日本が陸上国境を持ったのは2カ所。最初の国境が樺太(からふと)(現サハリン、旧名サガレン)におけるロシア帝国との国境で、戦前は内地から国境観光の旅行者が訪れた。ソ連時代は外国人の入島が制限されていたが、今、北の美しい島は気軽に訪問できる。

──廃線探訪が高じてサハリンへ。

戦前のいわゆる外地で日本の鉄道の跡が残っているのはサハリン、台湾、満州。生まれ育った北海道に近く、引き揚げ者の話を聞いたこともあるからサハリンにした、と書きましたが、近いのに実は遠い。
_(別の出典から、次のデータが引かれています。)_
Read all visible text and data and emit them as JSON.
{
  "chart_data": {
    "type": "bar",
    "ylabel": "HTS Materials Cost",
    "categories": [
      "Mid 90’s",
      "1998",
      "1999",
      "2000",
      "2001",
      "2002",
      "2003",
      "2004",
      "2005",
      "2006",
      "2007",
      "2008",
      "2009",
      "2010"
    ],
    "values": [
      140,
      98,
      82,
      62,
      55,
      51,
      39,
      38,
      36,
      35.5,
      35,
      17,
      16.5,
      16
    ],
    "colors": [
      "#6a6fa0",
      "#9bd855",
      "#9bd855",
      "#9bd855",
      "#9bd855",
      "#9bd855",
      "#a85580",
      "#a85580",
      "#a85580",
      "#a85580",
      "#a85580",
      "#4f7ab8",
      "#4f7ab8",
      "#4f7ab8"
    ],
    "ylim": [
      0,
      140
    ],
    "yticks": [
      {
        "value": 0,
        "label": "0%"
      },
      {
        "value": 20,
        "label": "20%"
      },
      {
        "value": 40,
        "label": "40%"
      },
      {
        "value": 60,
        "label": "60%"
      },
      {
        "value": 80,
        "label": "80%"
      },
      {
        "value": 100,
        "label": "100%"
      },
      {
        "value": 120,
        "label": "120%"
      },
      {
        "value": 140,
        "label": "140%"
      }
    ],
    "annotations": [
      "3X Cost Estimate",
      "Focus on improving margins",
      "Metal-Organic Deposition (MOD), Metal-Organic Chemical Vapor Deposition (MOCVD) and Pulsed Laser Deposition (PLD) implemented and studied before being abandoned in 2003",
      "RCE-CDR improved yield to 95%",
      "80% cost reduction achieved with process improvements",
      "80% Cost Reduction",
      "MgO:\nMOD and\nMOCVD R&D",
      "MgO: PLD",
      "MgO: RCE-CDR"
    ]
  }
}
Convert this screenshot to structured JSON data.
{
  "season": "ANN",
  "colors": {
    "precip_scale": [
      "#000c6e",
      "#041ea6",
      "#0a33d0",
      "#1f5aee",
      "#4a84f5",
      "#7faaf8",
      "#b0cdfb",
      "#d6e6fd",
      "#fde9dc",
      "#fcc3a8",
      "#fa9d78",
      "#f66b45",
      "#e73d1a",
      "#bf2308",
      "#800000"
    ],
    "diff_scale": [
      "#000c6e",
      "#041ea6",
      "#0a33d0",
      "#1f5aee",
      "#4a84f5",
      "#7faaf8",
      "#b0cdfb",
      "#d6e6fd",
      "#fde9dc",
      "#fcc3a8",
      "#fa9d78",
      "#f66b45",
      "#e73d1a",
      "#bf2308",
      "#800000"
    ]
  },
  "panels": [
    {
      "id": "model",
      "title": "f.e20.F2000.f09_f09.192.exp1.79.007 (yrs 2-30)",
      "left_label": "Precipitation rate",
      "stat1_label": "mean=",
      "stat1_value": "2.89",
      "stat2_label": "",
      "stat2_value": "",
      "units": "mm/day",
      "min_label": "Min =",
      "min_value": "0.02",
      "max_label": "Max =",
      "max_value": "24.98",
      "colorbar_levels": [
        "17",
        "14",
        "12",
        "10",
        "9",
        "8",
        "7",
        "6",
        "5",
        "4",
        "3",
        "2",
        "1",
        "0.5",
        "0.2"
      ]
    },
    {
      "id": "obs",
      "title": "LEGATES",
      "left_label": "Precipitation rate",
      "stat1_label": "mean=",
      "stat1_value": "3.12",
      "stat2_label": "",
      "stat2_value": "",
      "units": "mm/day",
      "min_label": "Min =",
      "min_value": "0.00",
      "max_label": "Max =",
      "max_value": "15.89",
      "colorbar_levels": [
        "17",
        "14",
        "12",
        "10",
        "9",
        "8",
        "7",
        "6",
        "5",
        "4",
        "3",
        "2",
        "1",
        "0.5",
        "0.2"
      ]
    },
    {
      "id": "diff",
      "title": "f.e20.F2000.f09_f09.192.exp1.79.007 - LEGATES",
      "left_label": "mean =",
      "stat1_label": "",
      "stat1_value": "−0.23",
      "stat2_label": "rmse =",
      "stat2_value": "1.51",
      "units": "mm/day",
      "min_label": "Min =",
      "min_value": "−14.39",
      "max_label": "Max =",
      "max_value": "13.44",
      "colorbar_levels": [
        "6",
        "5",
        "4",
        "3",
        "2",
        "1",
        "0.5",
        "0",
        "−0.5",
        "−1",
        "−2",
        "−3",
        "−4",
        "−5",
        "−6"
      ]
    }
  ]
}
サハリンは1990年代まで外国人が入れなかった。日本から見て歴史が断絶していて、感覚的に遠いんです。私は地図も好きなのですが、日本では今のサハリンの詳しい地図を入手するのが難しいし、ネットでも現在の鉄道の様子を知ることができない。行ってみないと何もわからないという面白さがありました。

──意外と広く、夜行列車もある。

面積は北海道と同じくらい。島の南北を走る夜行列車を知らない人も多いでしょう。旧国境の北側の鉄道はソ連が、南側は日本が整備しました。樺太庁が造った線路に、王子製紙が造った線路。国境近くは日本軍が終戦直前に突貫工事で造った軍用路線です。駅名は何回も変わり、重層的な歴史の上を走っているようで近代史的にも面白いですね。